Table 3 Correlation between different NTL products and socioeconomic variables.

With an unprecedented long time-span, PANDA-China helps to witness the connection between cities and villages during early years and project future expansion types. Taking the Guangzhou-centred region as an example, villages are nearly singly located around Guangzhou-centred urban agglomeration in 1984, and connections are gradually built between villages and between villages and cities during 1984 to 1992, as shown in the northern part of Fig. 7. Besides, PANDA-China manages to identify the major characteristics of the urban expansion. The urban area generally expands from urban fringe in Guangzhou during 1984 to 2020, but sometimes leaves a “hole” behind, mainly due to demographic reasons, such as mountainous or estuary regions, as shown in the southern part of Guangzhou from 2013 to 2020. Also, the comparison between PANDA-China with Landsat composites in this same area are shown (Figs. S7 ~ S8) in supplementary information.

Fig. 7
figure 7

Spatial pattern of PANDA-China in the Guangzhou-centred region from 1984 to 2020.

Spatiotemporal analysis of 37-year China nighttime light using PANDA-China

Three phases are selected accordingly: 1984-1991, 1992-2012, and 2013-2020, to excavate the controlling socioeconomic parameters of night-time light in different periods. Generally, PANDA-China is capable of characterizing the dynamics of BUA, GDP, and POP in each phase although their correlation varies in different provinces and phases.

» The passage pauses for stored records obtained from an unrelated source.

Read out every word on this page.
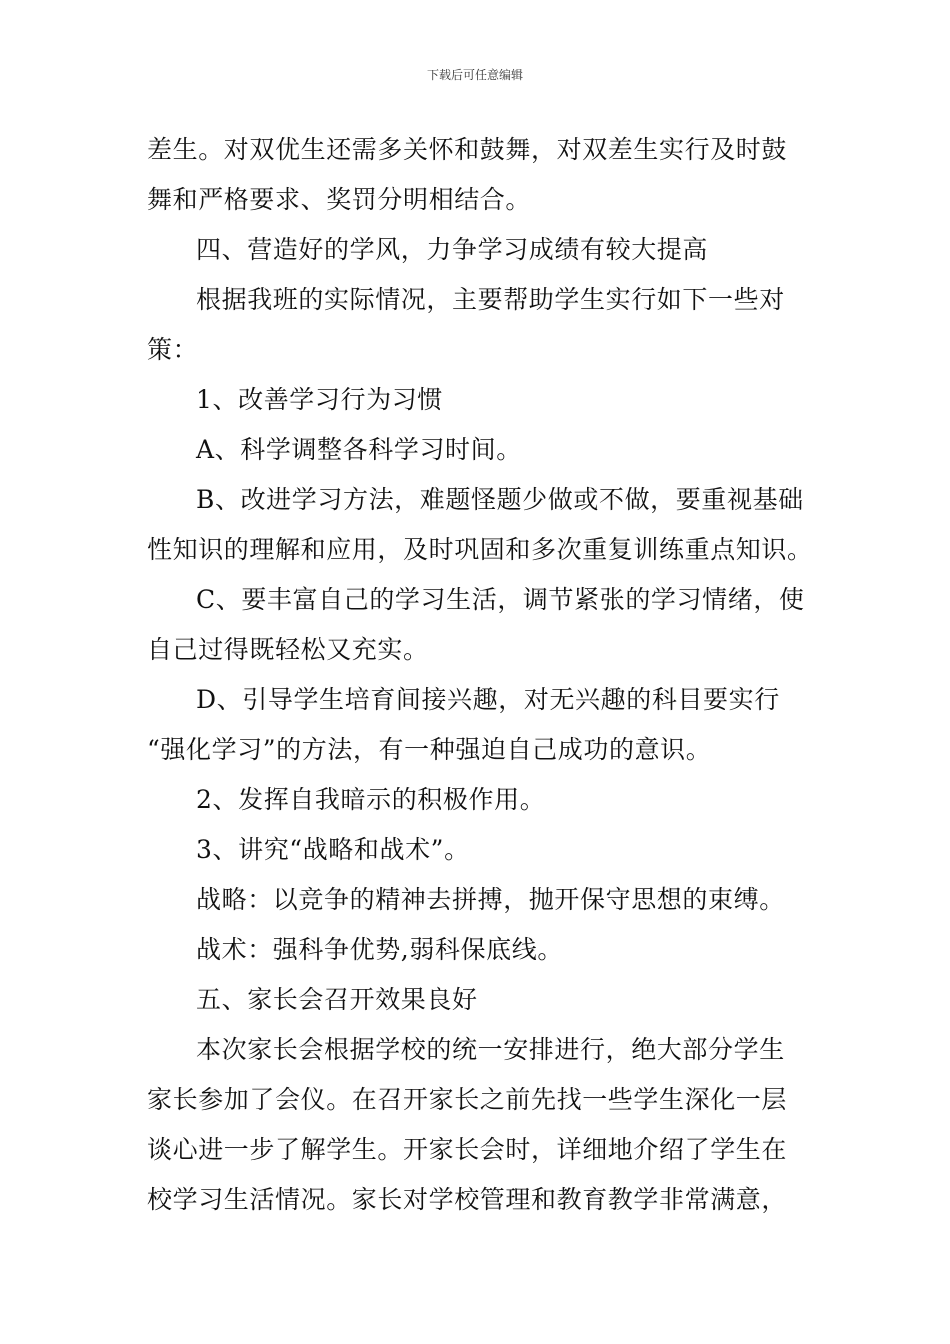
下载后可任意编辑
差生。对双优生还需多关怀和鼓舞，对双差生实行及时鼓
舞和严格要求、奖罚分明相结合。
四、营造好的学风，力争学习成绩有较大提高
根据我班的实际情况，主要帮助学生实行如下一些对
策：
1、改善学习行为习惯
A、科学调整各科学习时间。
B、改进学习方法，难题怪题少做或不做，要重视基础
性知识的理解和应用，及时巩固和多次重复训练重点知识。
C、要丰富自己的学习生活，调节紧张的学习情绪，使
自己过得既轻松又充实。
D、引导学生培育间接兴趣，对无兴趣的科目要实行
“强化学习”的方法，有一种强迫自己成功的意识。
2、发挥自我暗示的积极作用。
3、讲究“战略和战术”。
战略：以竞争的精神去拼搏，抛开保守思想的束缚。
战术：强科争优势,弱科保底线。
五、家长会召开效果良好
本次家长会根据学校的统一安排进行，绝大部分学生
家长参加了会仪。在召开家长之前先找一些学生深化一层
谈心进一步了解学生。开家长会时，详细地介绍了学生在
校学习生活情况。家长对学校管理和教育教学非常满意，
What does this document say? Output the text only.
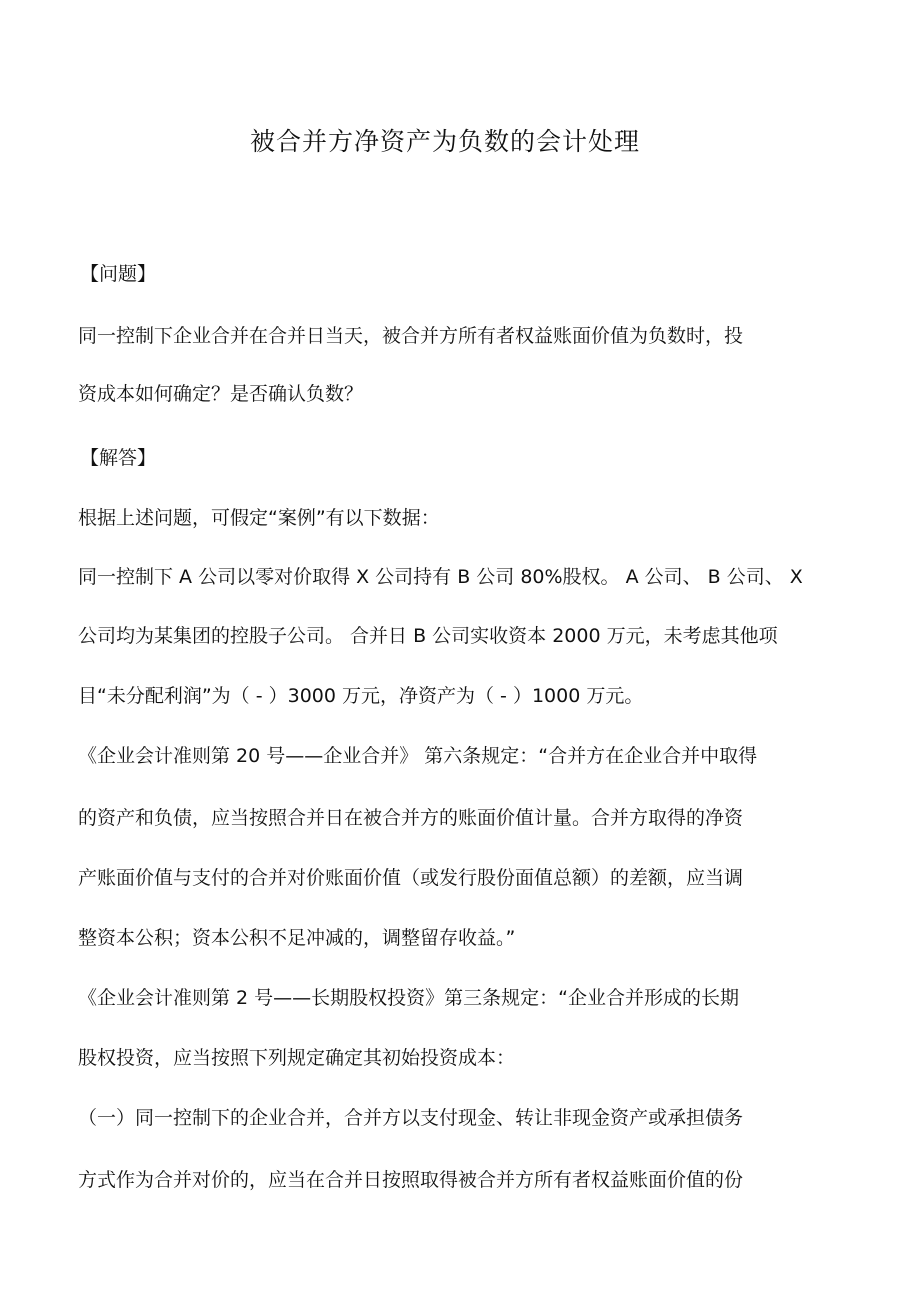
被合并方净资产为负数的会计处理
【问题】
同一控制下企业合并在合并日当天，被合并方所有者权益账面价值为负数时，投
资成本如何确定？是否确认负数？
【解答】
根据上述问题，可假定“案例”有以下数据：
同一控制下 A 公司以零对价取得 X 公司持有 B 公司 80%股权。 A 公司、 B 公司、 X
公司均为某集团的控股子公司。 合并日 B 公司实收资本 2000 万元，未考虑其他项
目“未分配利润”为（ - ）3000 万元，净资产为（ - ）1000 万元。
《企业会计准则第 20 号——企业合并》 第六条规定：“合并方在企业合并中取得
的资产和负债，应当按照合并日在被合并方的账面价值计量。合并方取得的净资
产账面价值与支付的合并对价账面价值（或发行股份面值总额）的差额，应当调
整资本公积；资本公积不足冲减的，调整留存收益。”
《企业会计准则第 2 号——长期股权投资》第三条规定：“企业合并形成的长期
股权投资，应当按照下列规定确定其初始投资成本：
（一）同一控制下的企业合并，合并方以支付现金、转让非现金资产或承担债务
方式作为合并对价的，应当在合并日按照取得被合并方所有者权益账面价值的份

In the first phase (1984-1991), NTL intensity is positively correlated with BUA, GDP, and POP to a large extent in all provinces (no GDP and POP statistical data available in Hongkong, Macau and Taiwan). This also indicates that urbanization, economic development and population increase all contribute to NTL in this phase throughout the whole China (Fig. 8a). While in the second phase (1992-2012), the situation changed. Generally, BUA and GDP still correlate well with NTL in all provinces except some in Hongkong, Macau, and Taiwan due to lack of statistic data. However, interaction between POP and NTL in each province varies largely. In Guizhou and Hunan provinces, their correlations reach a lower level (<0.5); and most notably, in Sichuan and Chongqing, there even exists negative correlation in the second phase (Fig. 8b). Most variances occur in the third phase. In this phase, NTL in each province results from different contributions. In south-eastern China, the relationships between BUA, GDP, POP, and NTL reach similar strong intensity as in first phase. In western China, NTL correlates well with GDP development and POP variances but shows lower relationship with BUA, especially in Xinjiang and Tibet. Not surprisingly, NTL correlates negatively to GDP and POP in north-eastern China, whose major contribution is BUA, as Fig. 8c shows.

Fig. 8
figure 8

Spatiotemporal correlation between NTL and BUA, GDP, POP by provinces in each phase. 1984 to 2020 are divided into three phases according to model setting: (a) 1984-1991; (b) 1992-2012; (c) 2013-2020. The colors of provinces indicate the average value of three Pearson’s R.